Walking Along the Edge of Where the Ocean Meets the Land

Apr 21, 2007 16:13

Alright, let's see if we can get this updated regularly again.

As anyone living in Rhode Island (or anyone on the East coast, for that matter) knows, this past week we've been hit with a bizarre spring Nor'easter.  Since my apartment is in the middle of the woods and my job is upstate, I hadn't seen much of the damage to the coast.  So Thursday night after work I drove down to Narragansett to see what had become of the Town Beach, one of my favorite places to go beach walking at night when I'm too busy being a general basket case to get to sleep at a decent hour.

I had heard bad things, but it's one thing to hear about a beach being wiped off the face of the earth and another thing to see what's left.

The first thing I noticed was that the main parking lot by the wall was closed, presumably due to damage sustained during the storm.  I couldn't see the damage from the road, so I drove a little farther down and parked on the side of Ocean Road.  The first thing I saw as I came to the corner of the beach was that there was, in fact, no beach there at all.  The still-choppy water was surging all the way up to the wall and even when the waves withdrew there was no trace of the sand and rocks that should have been there, just more water.

As I headed farther down the sea wall it became clear why the parking lot had been closed.  During the storm the waves had risen so high that they had actually broken over the wall, and this was apparent from large clumps of seaweed strewn almost all the way to the road.  The parking lot itself was downright post-apocalyptic.  Huge sections of concrete had been ripped up and the fence was completely gone, even the poles.  The beach at the parking lot was a mere ghost of its former self.  Where there had been twenty yards of sand leading into the bay was a mere sliver of exposed rocks and detritus.  The pilings from the old Narragansett boardwalk jutted up out of the sand, exposed for the first time in almost a century.  Dozens of smashed lobster pots littered the rocks, and the centerpiece of it all was an entire tree covered in algae and garbage.

Farther down the dunes had spared the main pavilion from the worst damage, and had done a lot to preserve some of the sand.  However, the picnic area behind the pavilion was nearly unrecognizable from all the trash, kelp, and twisted sections of fence.  That said, the sections of beach where the dunes had been allowed to stay fared far better than those butting up against the wall.  In all of this, there is an ecological lesson to be learned.

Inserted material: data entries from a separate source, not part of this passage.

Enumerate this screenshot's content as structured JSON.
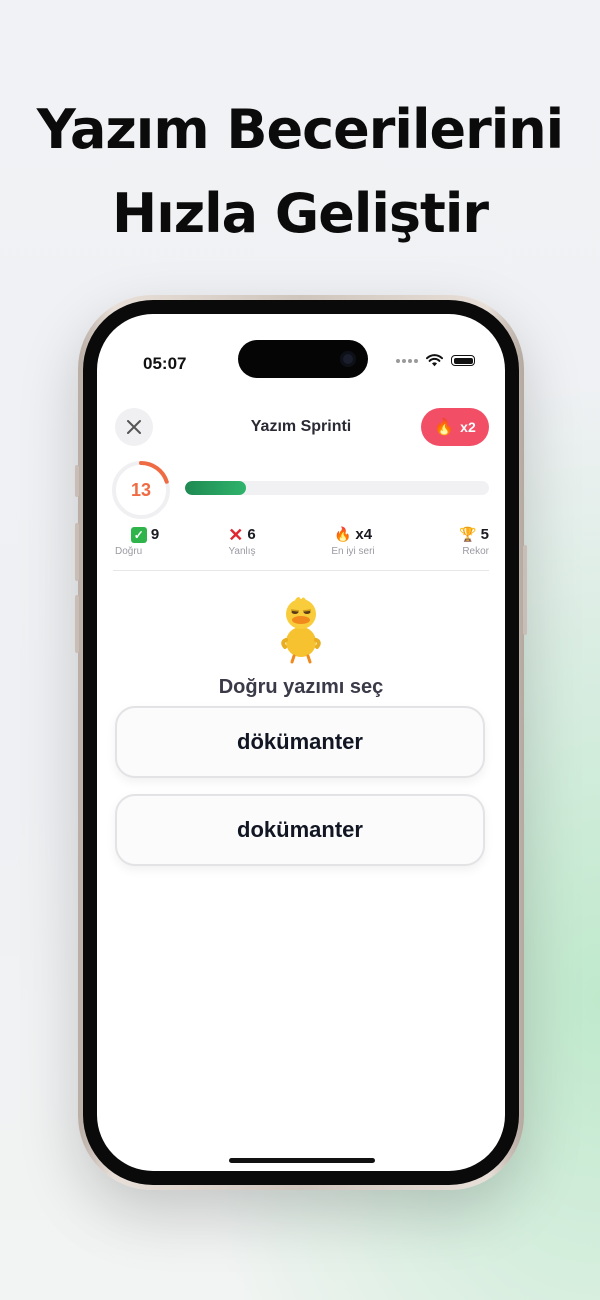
{
  "headline": {
    "line1": "Yazım Becerilerini",
    "line2": "Hızla Geliştir"
  },
  "status_bar": {
    "time": "05:07"
  },
  "header": {
    "title": "Yazım Sprinti",
    "streak_multiplier": "x2"
  },
  "timer": {
    "seconds_left": "13"
  },
  "progress": {
    "fraction": 0.2
  },
  "stats": [
    {
      "icon": "check-mark-icon",
      "value": "9",
      "label": "Doğru"
    },
    {
      "icon": "cross-mark-icon",
      "value": "6",
      "label": "Yanlış"
    },
    {
      "icon": "fire-icon",
      "value": "x4",
      "label": "En iyi seri"
    },
    {
      "icon": "trophy-icon",
      "value": "5",
      "label": "Rekor"
    }
  ],
  "question": {
    "prompt": "Doğru yazımı seç",
    "options": [
      "dökümanter",
      "dokümanter"
    ]
  },
  "colors": {
    "accent_red": "#f24f66",
    "progress_green": "#2fb36b",
    "timer_orange": "#ef6b44"
  }
}
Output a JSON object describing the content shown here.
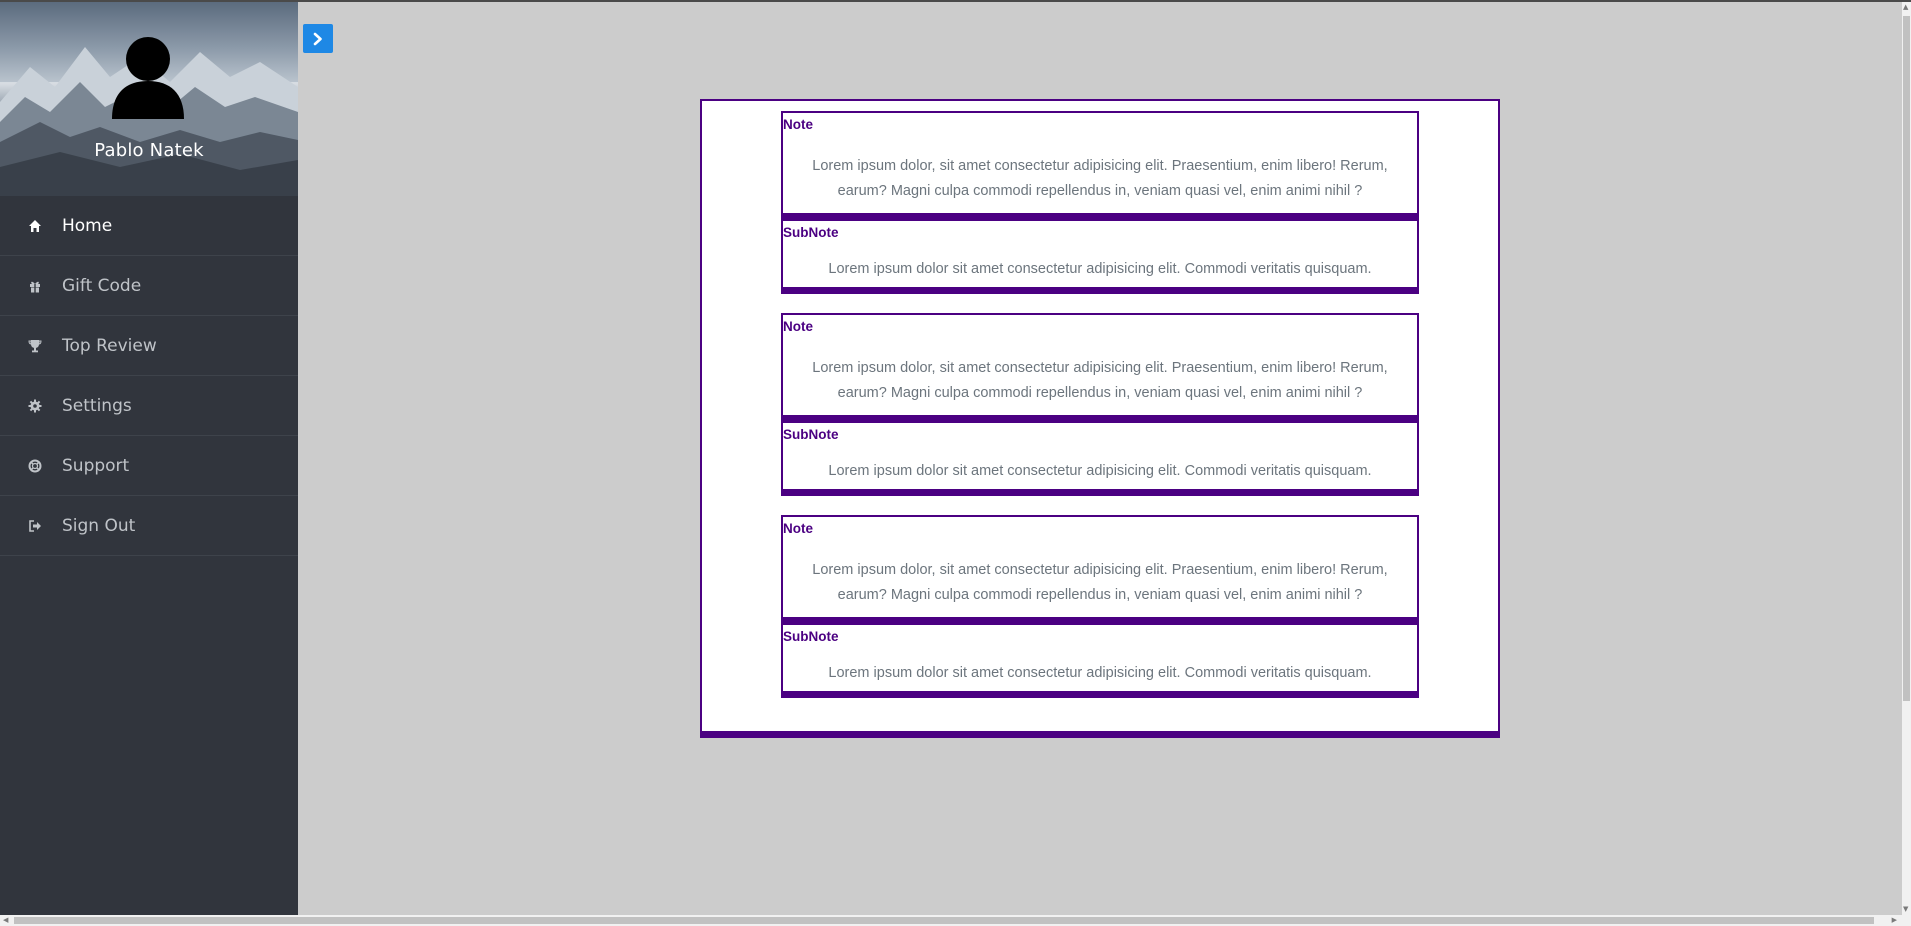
{
  "user": {
    "name": "Pablo Natek"
  },
  "nav": {
    "items": [
      {
        "label": "Home",
        "icon": "home-icon",
        "active": true
      },
      {
        "label": "Gift Code",
        "icon": "gift-icon",
        "active": false
      },
      {
        "label": "Top Review",
        "icon": "trophy-icon",
        "active": false
      },
      {
        "label": "Settings",
        "icon": "gear-icon",
        "active": false
      },
      {
        "label": "Support",
        "icon": "life-ring-icon",
        "active": false
      },
      {
        "label": "Sign Out",
        "icon": "sign-out-icon",
        "active": false
      }
    ]
  },
  "toggle": {
    "icon": "chevron-right-icon",
    "color": "#1e88e5"
  },
  "colors": {
    "accent": "#4b0082",
    "sidebar": "#31353d",
    "background": "#cccccc",
    "body_text": "#6c757d"
  },
  "notes": [
    {
      "note_label": "Note",
      "note_text": "Lorem ipsum dolor, sit amet consectetur adipisicing elit. Praesentium, enim libero! Rerum, earum? Magni culpa commodi repellendus in, veniam quasi vel, enim animi nihil ?",
      "subnote_label": "SubNote",
      "subnote_text": "Lorem ipsum dolor sit amet consectetur adipisicing elit. Commodi veritatis quisquam."
    },
    {
      "note_label": "Note",
      "note_text": "Lorem ipsum dolor, sit amet consectetur adipisicing elit. Praesentium, enim libero! Rerum, earum? Magni culpa commodi repellendus in, veniam quasi vel, enim animi nihil ?",
      "subnote_label": "SubNote",
      "subnote_text": "Lorem ipsum dolor sit amet consectetur adipisicing elit. Commodi veritatis quisquam."
    },
    {
      "note_label": "Note",
      "note_text": "Lorem ipsum dolor, sit amet consectetur adipisicing elit. Praesentium, enim libero! Rerum, earum? Magni culpa commodi repellendus in, veniam quasi vel, enim animi nihil ?",
      "subnote_label": "SubNote",
      "subnote_text": "Lorem ipsum dolor sit amet consectetur adipisicing elit. Commodi veritatis quisquam."
    }
  ]
}
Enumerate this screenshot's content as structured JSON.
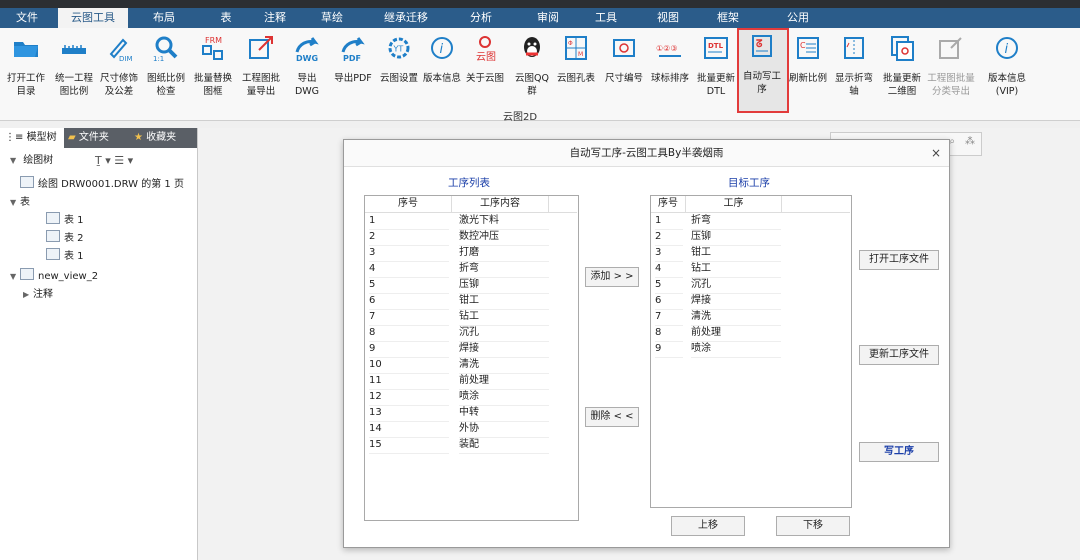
{
  "menus": [
    "文件",
    "云图工具",
    "布局",
    "表",
    "注释",
    "草绘",
    "继承迁移",
    "分析",
    "审阅",
    "工具",
    "视图",
    "框架",
    "公用"
  ],
  "active_menu": "云图工具",
  "ribbon": {
    "group_label": "云图2D",
    "buttons": [
      {
        "label": "打开工作\n目录",
        "icon": "folder-icon"
      },
      {
        "label": "统一工程\n图比例",
        "icon": "ruler-icon"
      },
      {
        "label": "尺寸修饰\n及公差",
        "icon": "pen-dim-icon"
      },
      {
        "label": "图纸比例\n检查",
        "icon": "magnifier-icon"
      },
      {
        "label": "批量替换\n图框",
        "icon": "frm-icon"
      },
      {
        "label": "工程图批\n量导出",
        "icon": "export-icon"
      },
      {
        "label": "导出\nDWG",
        "icon": "dwg-icon"
      },
      {
        "label": "导出PDF",
        "icon": "pdf-icon"
      },
      {
        "label": "云图设置",
        "icon": "gear-icon"
      },
      {
        "label": "版本信息",
        "icon": "info-icon"
      },
      {
        "label": "关于云图",
        "icon": "about-icon"
      },
      {
        "label": "云图QQ\n群",
        "icon": "qq-icon"
      },
      {
        "label": "云图孔表",
        "icon": "hole-table-icon"
      },
      {
        "label": "尺寸编号",
        "icon": "dim-number-icon"
      },
      {
        "label": "球标排序",
        "icon": "balloon-icon"
      },
      {
        "label": "批量更新\nDTL",
        "icon": "dtl-icon"
      },
      {
        "label": "自动写工\n序",
        "icon": "auto-process-icon"
      },
      {
        "label": "刷新比例",
        "icon": "refresh-scale-icon"
      },
      {
        "label": "显示折弯\n轴",
        "icon": "bend-axis-icon"
      },
      {
        "label": "批量更新\n二维图",
        "icon": "update-2d-icon"
      },
      {
        "label": "工程图批量\n分类导出",
        "icon": "classify-export-icon",
        "disabled": true
      },
      {
        "label": "版本信息\n(VIP)",
        "icon": "info-vip-icon"
      }
    ]
  },
  "panel": {
    "tabs": [
      "模型树",
      "文件夹",
      "收藏夹"
    ],
    "toolbar_label": "绘图树",
    "tree": [
      {
        "text": "绘图 DRW0001.DRW 的第 1 页",
        "indent": 0,
        "icon": "drawing-icon",
        "arrow": ""
      },
      {
        "text": "表",
        "indent": 0,
        "icon": "",
        "arrow": "▼"
      },
      {
        "text": "表 1",
        "indent": 2,
        "icon": "table-icon",
        "arrow": ""
      },
      {
        "text": "表 2",
        "indent": 2,
        "icon": "table-icon",
        "arrow": ""
      },
      {
        "text": "表 1",
        "indent": 2,
        "icon": "table-icon",
        "arrow": ""
      },
      {
        "text": "new_view_2",
        "indent": 0,
        "icon": "view-icon",
        "arrow": "▼"
      },
      {
        "text": "注释",
        "indent": 1,
        "icon": "",
        "arrow": "▶"
      }
    ]
  },
  "dialog": {
    "title": "自动写工序-云图工具By半袭烟雨",
    "close": "×",
    "left_title": "工序列表",
    "right_title": "目标工序",
    "left_headers": [
      "序号",
      "工序内容"
    ],
    "right_headers": [
      "序号",
      "工序"
    ],
    "left_rows": [
      [
        "1",
        "激光下料"
      ],
      [
        "2",
        "数控冲压"
      ],
      [
        "3",
        "打磨"
      ],
      [
        "4",
        "折弯"
      ],
      [
        "5",
        "压铆"
      ],
      [
        "6",
        "钳工"
      ],
      [
        "7",
        "钻工"
      ],
      [
        "8",
        "沉孔"
      ],
      [
        "9",
        "焊接"
      ],
      [
        "10",
        "清洗"
      ],
      [
        "11",
        "前处理"
      ],
      [
        "12",
        "喷涂"
      ],
      [
        "13",
        "中转"
      ],
      [
        "14",
        "外协"
      ],
      [
        "15",
        "装配"
      ]
    ],
    "right_rows": [
      [
        "1",
        "折弯"
      ],
      [
        "2",
        "压铆"
      ],
      [
        "3",
        "钳工"
      ],
      [
        "4",
        "钻工"
      ],
      [
        "5",
        "沉孔"
      ],
      [
        "6",
        "焊接"
      ],
      [
        "7",
        "清洗"
      ],
      [
        "8",
        "前处理"
      ],
      [
        "9",
        "喷涂"
      ]
    ],
    "buttons": {
      "add": "添加 > >",
      "remove": "删除 < <",
      "open_file": "打开工序文件",
      "update_file": "更新工序文件",
      "write": "写工序",
      "up": "上移",
      "down": "下移"
    }
  },
  "colors": {
    "menubar": "#2b5c8a",
    "highlight": "#e23b3b",
    "label_blue": "#1a3ea8"
  }
}
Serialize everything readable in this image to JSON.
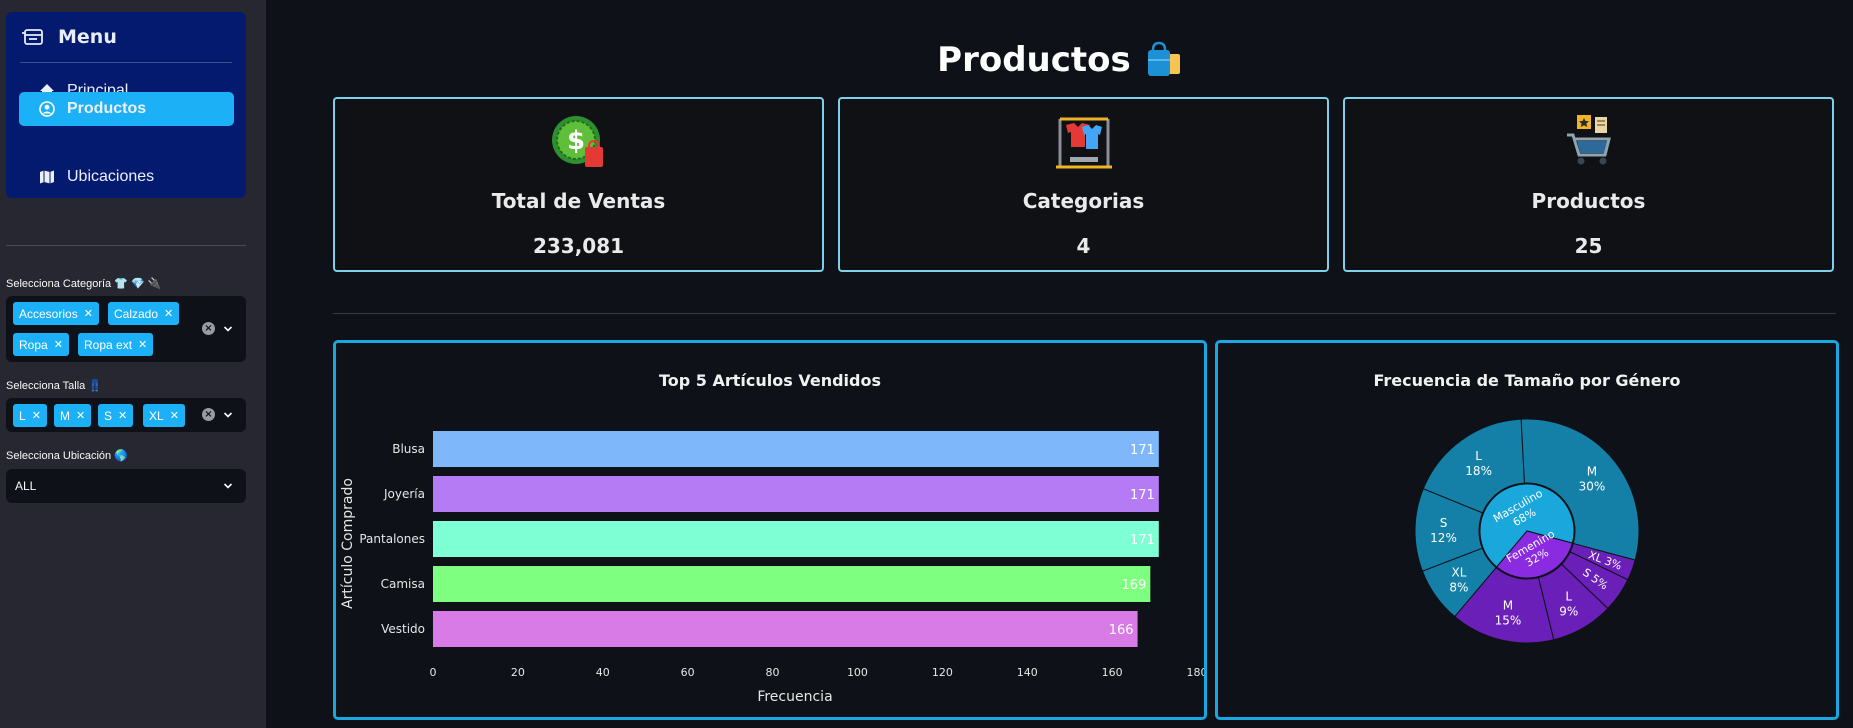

As of this writing the ocean has started bringing some of the sand back, but unless the town of Narragansett has millions of dollars set aside to truck in sand the beach will be a ghost of its former self this summer.  It was a strange sight seeing this place that had been more or less the same for my entire life essentially stripped to the bone.  I have no doubt that Narragansett beach will be back, but when is anyone's guess.

Sometimes it's good to know that as much as I love the ocean, it still has the capacity to kill me.